I have worked a couple of times with the Patricia Caron Crowley collection at the Women and Leadership Archives. Patricia was very active with charities and organizations in Chicago. During the 1968 and 1972 Presidential elections, Patricia and her husband Pat were heavily involved in the Eugene McCarthy campaign in Illinois. They held parties and fundraisers. Patricia was an avid scrapbooker and her collection contains dozens of books filled with years of memories. She saved numerous items, photographs, and newspaper articles from her time working on the McCarthy campaign. Many of the items are kept in a guestbook where she had party attendees sign their names.
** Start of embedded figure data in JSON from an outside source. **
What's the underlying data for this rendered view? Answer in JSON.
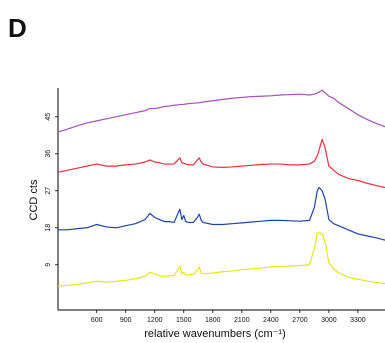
{
  "panel_label": "D",
  "chart_data": {
    "type": "line",
    "xlabel": "relative wavenumbers (cm⁻¹)",
    "ylabel": "CCD cts",
    "x": [
      200,
      300,
      400,
      500,
      600,
      700,
      800,
      900,
      1000,
      1100,
      1150,
      1200,
      1250,
      1300,
      1350,
      1400,
      1440,
      1460,
      1480,
      1500,
      1520,
      1550,
      1600,
      1640,
      1660,
      1680,
      1700,
      1800,
      1900,
      2000,
      2100,
      2200,
      2300,
      2400,
      2500,
      2600,
      2700,
      2800,
      2850,
      2880,
      2900,
      2930,
      2960,
      3000,
      3050,
      3100,
      3200,
      3300,
      3400,
      3500,
      3580
    ],
    "series": [
      {
        "color": "#a552b8",
        "values": [
          41.3,
          42,
          42.8,
          43.5,
          44,
          44.5,
          45,
          45.5,
          46,
          46.5,
          47,
          47,
          47.2,
          47.5,
          47.6,
          47.8,
          47.9,
          48,
          48,
          48,
          48.1,
          48.2,
          48.3,
          48.4,
          48.4,
          48.5,
          48.6,
          48.9,
          49.2,
          49.5,
          49.7,
          49.9,
          50,
          50.1,
          50.3,
          50.4,
          50.5,
          50.3,
          50.5,
          50.8,
          51,
          51.5,
          50.8,
          50,
          49.5,
          48.5,
          47,
          45.5,
          44.3,
          43.3,
          42.6
        ]
      },
      {
        "color": "#e8323c",
        "values": [
          31.5,
          32,
          32.5,
          33,
          33.5,
          33,
          33,
          33.3,
          33.5,
          34,
          34.5,
          34,
          33.8,
          33.5,
          33.5,
          33.5,
          34.5,
          35,
          33.8,
          33.7,
          33.5,
          33.3,
          33.3,
          34.5,
          35,
          34,
          33.5,
          32.8,
          32.7,
          32.8,
          33,
          33.2,
          33.4,
          33.5,
          33.5,
          33.3,
          33.3,
          33.5,
          34.2,
          35.5,
          37,
          39.5,
          37.5,
          33,
          32,
          31,
          30,
          29.5,
          28.8,
          28.2,
          27.8
        ]
      },
      {
        "color": "#1f44a0",
        "values": [
          17.5,
          17.5,
          17.8,
          18,
          18.8,
          18.2,
          18,
          18.5,
          19,
          20,
          21.5,
          20.5,
          20,
          19.5,
          19.5,
          19.3,
          21.5,
          22.5,
          20,
          21,
          19.5,
          19.3,
          19.3,
          20.5,
          21.3,
          19.8,
          19.3,
          18.8,
          18.8,
          19,
          19.2,
          19.4,
          19.6,
          19.8,
          19.8,
          19.7,
          19.6,
          19.8,
          23,
          27,
          27.8,
          27,
          25,
          20,
          19,
          18.5,
          17.5,
          16.5,
          16,
          15.5,
          15
        ]
      },
      {
        "color": "#e6e619",
        "values": [
          3.8,
          4,
          4.2,
          4.6,
          5,
          4.8,
          5,
          5.2,
          5.6,
          6.2,
          7.2,
          6.8,
          6.3,
          6.2,
          6.3,
          6.4,
          7.8,
          8.7,
          6.8,
          7.2,
          6.5,
          6.6,
          6.7,
          7.8,
          8.4,
          7,
          6.8,
          7,
          7.3,
          7.5,
          7.8,
          8,
          8.2,
          8.5,
          8.6,
          8.7,
          8.8,
          9,
          13,
          16.5,
          16.8,
          16.5,
          14.5,
          9.5,
          8,
          7,
          6,
          5.5,
          5,
          4.7,
          4.4
        ]
      }
    ],
    "xlim": [
      200,
      3580
    ],
    "xticks": [
      600,
      900,
      1200,
      1500,
      1800,
      2100,
      2400,
      2700,
      3000,
      3300
    ],
    "ylim": [
      -2,
      52
    ],
    "yticks": [
      9,
      18,
      27,
      36,
      45
    ],
    "grid": false
  }
}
Photoshop would be very helpful in cropping many of the articles out of the guestbook. The paper glued and taped into the book could easily enough be scanned, but Photoshop would be a better tool for cropping out the background to focus solely on the article. Many of the images I have of materials of the McCarthy campaign have the same unflattering brown background. The photos were taken with the guestbook or hat on a wood table. Through Photoshop, the background of the images can be manipulated to enhance the photos and remove any glare from the tabletop. Images used in a digital project would appear more cohesive if the background was consistent throughout the collection. The two images above highlight the glare of the lights on the table. I thought about scanning the pages but I worried scans of the pages would detract from the guestbook as a whole.
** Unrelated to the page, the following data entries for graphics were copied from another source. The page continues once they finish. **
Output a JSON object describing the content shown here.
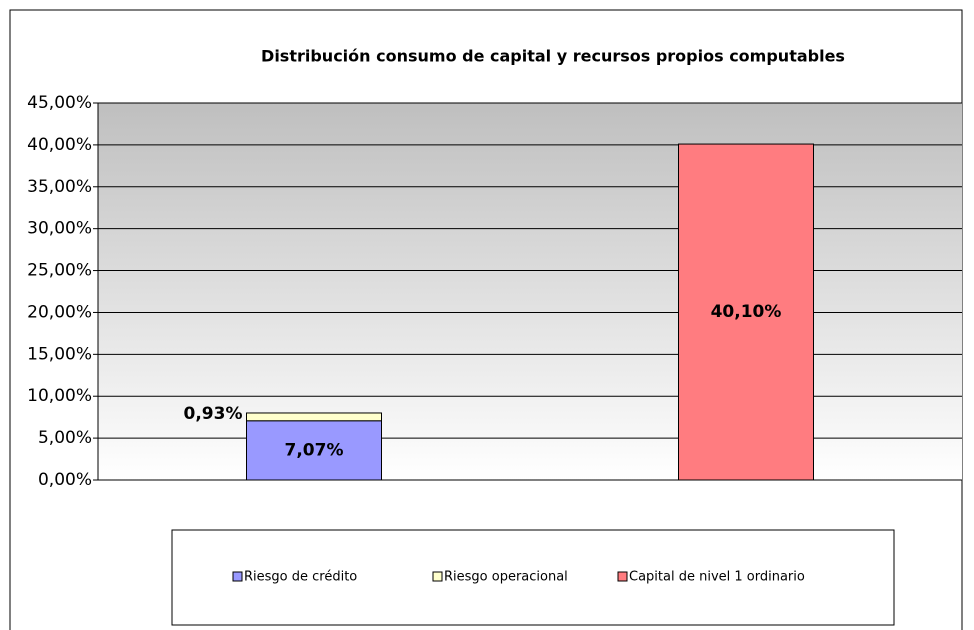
{
  "chart_data": {
    "type": "stacked_bar",
    "title": "Distribución consumo de capital y recursos propios computables",
    "categories": [
      null,
      null
    ],
    "series": [
      {
        "name": "Riesgo de crédito",
        "color": "#9999ff",
        "values": [
          7.07,
          null
        ],
        "value_labels": [
          "7,07%",
          null
        ]
      },
      {
        "name": "Riesgo operacional",
        "color": "#ffffcc",
        "values": [
          0.93,
          null
        ],
        "value_labels": [
          "0,93%",
          null
        ]
      },
      {
        "name": "Capital de nivel 1 ordinario",
        "color": "#ff7c80",
        "values": [
          null,
          40.1
        ],
        "value_labels": [
          null,
          "40,10%"
        ]
      }
    ],
    "ylim": [
      0,
      45
    ],
    "yticks": [
      {
        "value": 0,
        "label": "0,00%"
      },
      {
        "value": 5,
        "label": "5,00%"
      },
      {
        "value": 10,
        "label": "10,00%"
      },
      {
        "value": 15,
        "label": "15,00%"
      },
      {
        "value": 20,
        "label": "20,00%"
      },
      {
        "value": 25,
        "label": "25,00%"
      },
      {
        "value": 30,
        "label": "30,00%"
      },
      {
        "value": 35,
        "label": "35,00%"
      },
      {
        "value": 40,
        "label": "40,00%"
      },
      {
        "value": 45,
        "label": "45,00%"
      }
    ],
    "grid": true,
    "legend": "bottom"
  }
}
While Photoshop can be very helpful for a variety of things including cropping, removing glare, and changing backgrounds, I would caution against over manipulating an image. Public historians should want to use the best possible images for digital projects. However, if the point of the project is to provide access to a collection, then images of photographs, letters, articles, and objects should remain true to the original. Enhanced images have been known to reveal parts of a photograph that are difficult to see in the original. These types of enhancements benefit researchers and the public in general. I personally find something charming and enduring about images that stay true to the fading ink and ragged edges.